Friday, April 28, 2017
We are in the middle of the final exam period, so this post will be short.
A friend of mine recently told me about a situation where he had been cheated out of a few thousand dollars. A clear contract was involved, and based on the facts I was told, the other party seems obviously in the wrong.
These situations, even if clear from the legal side, are often not worth pursuing through litigation in our current U.S. system. As most readers surely know, in the U.S. parties generally have to pay their own lawyers regardless of the outcome. In some situations, the lawyers may take the case on contingency, but most lawyers I know will not take a contingency case where the maximum recovery is a few thousand dollars. Maybe small claims court would be appropriate, but the learning and time costs involved may outweigh the potential recovery.
Perhaps this is as it should be. Perhaps we want parties to settle these smaller disputes outside the courts.
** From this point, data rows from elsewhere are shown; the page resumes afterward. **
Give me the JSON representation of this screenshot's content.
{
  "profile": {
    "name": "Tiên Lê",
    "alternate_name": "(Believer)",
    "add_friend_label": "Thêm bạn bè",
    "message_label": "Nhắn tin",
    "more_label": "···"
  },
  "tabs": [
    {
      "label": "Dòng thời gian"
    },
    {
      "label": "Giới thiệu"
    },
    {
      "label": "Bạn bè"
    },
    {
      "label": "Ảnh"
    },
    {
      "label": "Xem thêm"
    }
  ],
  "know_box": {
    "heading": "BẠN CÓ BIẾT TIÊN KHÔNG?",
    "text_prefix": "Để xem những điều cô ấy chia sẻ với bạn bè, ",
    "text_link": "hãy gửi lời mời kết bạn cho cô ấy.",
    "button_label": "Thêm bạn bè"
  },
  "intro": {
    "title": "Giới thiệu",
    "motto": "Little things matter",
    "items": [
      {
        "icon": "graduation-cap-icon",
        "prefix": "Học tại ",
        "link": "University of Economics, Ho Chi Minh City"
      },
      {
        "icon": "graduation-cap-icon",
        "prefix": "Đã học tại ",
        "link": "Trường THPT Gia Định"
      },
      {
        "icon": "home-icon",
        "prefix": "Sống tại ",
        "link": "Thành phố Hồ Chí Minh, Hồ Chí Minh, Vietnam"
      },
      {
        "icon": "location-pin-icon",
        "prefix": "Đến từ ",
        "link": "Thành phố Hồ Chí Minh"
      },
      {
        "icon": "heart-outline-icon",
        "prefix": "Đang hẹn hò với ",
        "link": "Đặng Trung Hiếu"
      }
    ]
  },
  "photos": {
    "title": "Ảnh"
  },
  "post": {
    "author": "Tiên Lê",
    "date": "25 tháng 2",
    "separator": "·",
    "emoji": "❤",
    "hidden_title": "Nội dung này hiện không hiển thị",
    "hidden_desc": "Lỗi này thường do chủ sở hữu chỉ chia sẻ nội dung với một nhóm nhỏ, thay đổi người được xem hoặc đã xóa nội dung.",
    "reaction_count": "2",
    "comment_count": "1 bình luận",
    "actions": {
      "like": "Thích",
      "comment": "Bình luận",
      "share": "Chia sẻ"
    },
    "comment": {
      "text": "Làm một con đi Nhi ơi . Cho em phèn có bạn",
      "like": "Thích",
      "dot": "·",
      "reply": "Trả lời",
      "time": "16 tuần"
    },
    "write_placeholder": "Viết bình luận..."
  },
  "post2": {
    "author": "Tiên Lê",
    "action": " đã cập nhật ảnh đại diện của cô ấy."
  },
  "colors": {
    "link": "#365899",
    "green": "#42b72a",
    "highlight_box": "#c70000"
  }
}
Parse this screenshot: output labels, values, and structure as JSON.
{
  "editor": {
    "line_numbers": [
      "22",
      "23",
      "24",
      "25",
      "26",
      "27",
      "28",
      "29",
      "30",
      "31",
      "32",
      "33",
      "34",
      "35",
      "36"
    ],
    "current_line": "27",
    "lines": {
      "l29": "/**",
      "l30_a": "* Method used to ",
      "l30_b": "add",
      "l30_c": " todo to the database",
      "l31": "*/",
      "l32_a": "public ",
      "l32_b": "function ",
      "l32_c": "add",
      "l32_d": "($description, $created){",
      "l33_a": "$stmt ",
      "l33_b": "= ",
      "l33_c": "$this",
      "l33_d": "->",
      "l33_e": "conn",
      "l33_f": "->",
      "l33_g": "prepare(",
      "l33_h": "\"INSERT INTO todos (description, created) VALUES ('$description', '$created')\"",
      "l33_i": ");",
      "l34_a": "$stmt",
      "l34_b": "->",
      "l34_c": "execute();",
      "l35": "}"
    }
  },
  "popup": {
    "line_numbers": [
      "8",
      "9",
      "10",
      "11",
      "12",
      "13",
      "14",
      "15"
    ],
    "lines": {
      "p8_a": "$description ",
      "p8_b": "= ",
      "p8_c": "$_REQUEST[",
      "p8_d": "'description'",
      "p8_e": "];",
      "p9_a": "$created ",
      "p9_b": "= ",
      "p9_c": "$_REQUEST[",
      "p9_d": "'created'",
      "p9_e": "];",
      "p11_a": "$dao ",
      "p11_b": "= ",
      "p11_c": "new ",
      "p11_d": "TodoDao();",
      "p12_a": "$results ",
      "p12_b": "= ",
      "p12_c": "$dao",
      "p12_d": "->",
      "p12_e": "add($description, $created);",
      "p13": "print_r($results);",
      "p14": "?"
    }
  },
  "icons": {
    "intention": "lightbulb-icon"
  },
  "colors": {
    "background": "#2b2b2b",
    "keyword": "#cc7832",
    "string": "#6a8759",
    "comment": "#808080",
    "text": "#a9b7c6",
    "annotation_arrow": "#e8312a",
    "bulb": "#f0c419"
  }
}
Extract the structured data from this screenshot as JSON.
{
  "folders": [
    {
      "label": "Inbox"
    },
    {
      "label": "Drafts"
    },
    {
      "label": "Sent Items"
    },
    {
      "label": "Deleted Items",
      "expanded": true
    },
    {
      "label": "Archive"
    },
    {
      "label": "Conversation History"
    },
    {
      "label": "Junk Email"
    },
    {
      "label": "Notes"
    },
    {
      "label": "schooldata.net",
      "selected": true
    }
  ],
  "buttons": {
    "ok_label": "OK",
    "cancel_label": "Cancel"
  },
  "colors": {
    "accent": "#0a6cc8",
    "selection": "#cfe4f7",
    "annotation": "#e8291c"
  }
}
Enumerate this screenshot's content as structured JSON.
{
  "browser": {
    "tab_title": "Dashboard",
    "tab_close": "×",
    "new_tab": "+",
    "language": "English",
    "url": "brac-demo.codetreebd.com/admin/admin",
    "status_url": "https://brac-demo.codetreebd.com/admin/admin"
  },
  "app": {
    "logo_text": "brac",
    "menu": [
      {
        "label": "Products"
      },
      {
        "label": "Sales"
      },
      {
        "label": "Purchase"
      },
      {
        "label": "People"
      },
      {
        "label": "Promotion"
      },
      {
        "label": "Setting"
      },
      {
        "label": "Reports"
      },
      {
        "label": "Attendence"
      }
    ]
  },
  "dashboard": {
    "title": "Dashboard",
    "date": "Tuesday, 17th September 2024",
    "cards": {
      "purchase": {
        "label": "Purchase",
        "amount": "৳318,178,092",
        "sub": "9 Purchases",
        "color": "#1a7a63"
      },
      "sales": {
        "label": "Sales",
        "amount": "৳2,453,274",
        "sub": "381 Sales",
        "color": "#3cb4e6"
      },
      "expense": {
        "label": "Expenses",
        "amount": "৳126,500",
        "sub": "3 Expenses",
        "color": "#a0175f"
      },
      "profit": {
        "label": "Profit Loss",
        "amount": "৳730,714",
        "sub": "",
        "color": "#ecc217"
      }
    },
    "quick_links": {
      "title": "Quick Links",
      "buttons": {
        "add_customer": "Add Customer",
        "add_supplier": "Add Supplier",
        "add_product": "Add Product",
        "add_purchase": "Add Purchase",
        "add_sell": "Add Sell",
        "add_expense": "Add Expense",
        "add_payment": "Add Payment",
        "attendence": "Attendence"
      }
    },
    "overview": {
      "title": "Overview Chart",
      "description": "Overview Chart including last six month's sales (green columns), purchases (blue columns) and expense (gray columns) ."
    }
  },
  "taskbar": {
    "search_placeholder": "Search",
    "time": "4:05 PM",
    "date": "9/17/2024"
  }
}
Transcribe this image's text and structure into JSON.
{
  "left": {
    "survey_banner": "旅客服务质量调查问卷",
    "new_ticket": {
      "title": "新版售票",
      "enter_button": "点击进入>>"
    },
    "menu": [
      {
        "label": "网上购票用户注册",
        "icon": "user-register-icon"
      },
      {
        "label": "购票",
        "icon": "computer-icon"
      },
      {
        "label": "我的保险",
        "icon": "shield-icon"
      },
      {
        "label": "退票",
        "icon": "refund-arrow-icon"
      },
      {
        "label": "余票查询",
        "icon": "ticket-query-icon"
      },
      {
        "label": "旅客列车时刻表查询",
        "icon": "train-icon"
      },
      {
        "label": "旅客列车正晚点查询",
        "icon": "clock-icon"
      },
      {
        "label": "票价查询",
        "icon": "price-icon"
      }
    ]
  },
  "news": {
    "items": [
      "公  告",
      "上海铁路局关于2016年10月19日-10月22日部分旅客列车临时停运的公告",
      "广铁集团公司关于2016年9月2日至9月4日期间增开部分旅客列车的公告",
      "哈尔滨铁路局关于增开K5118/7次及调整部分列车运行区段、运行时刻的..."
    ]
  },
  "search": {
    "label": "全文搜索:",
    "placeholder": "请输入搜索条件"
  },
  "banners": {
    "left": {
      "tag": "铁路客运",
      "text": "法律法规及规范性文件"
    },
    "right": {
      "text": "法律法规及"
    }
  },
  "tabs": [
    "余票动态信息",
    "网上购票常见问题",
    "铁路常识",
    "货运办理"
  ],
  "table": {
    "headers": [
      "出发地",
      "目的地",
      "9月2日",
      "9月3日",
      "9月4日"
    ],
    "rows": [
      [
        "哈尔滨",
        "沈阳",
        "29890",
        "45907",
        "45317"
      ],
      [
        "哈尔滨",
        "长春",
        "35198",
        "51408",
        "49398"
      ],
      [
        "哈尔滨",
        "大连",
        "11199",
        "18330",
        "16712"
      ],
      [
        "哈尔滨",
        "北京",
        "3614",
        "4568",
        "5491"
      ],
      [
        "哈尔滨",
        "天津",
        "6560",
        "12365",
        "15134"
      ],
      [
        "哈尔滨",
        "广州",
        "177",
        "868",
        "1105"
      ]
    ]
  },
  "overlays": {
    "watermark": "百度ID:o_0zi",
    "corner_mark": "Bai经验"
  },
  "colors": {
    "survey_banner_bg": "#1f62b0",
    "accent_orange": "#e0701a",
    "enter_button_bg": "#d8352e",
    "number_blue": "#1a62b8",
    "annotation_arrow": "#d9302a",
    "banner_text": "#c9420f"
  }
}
But, especially when the party in the wrong is much larger, and especially when the wrong is quite clear, it seems like we might want the courts involved to prevent this type of bad action from going without a remedy. Of course, class actions may be possible in some, though certainly not all, circumstances.
The law could make these situations more worthy of pursuit. Full expectation damages, that would put the harmed party where she would have been if the contract had been properly carried out, should consider not only legal fees but also the time and emotional energy expended to bring the claim. I do know that courts sometimes shift legal fees in egregious situations, but I think this is pretty rare, and I don't think I have ever heard of a situation where the plaintiff was reimbursed for her time and emotional energy expended in bringing the case. However, isn't that what true expectation damages would require? Without the breach, the plaintiff would not have spent time, energy, and money pursuing the claim. Recovery for this type of damage would also discourage breach, as the defendant would stand to lose significantly more than if he just carried out the contract as agreed.
That said, I do see how this could be abused by overeager attorneys, so I imagine it would have to be used somewhat sparingly and only in clear cases.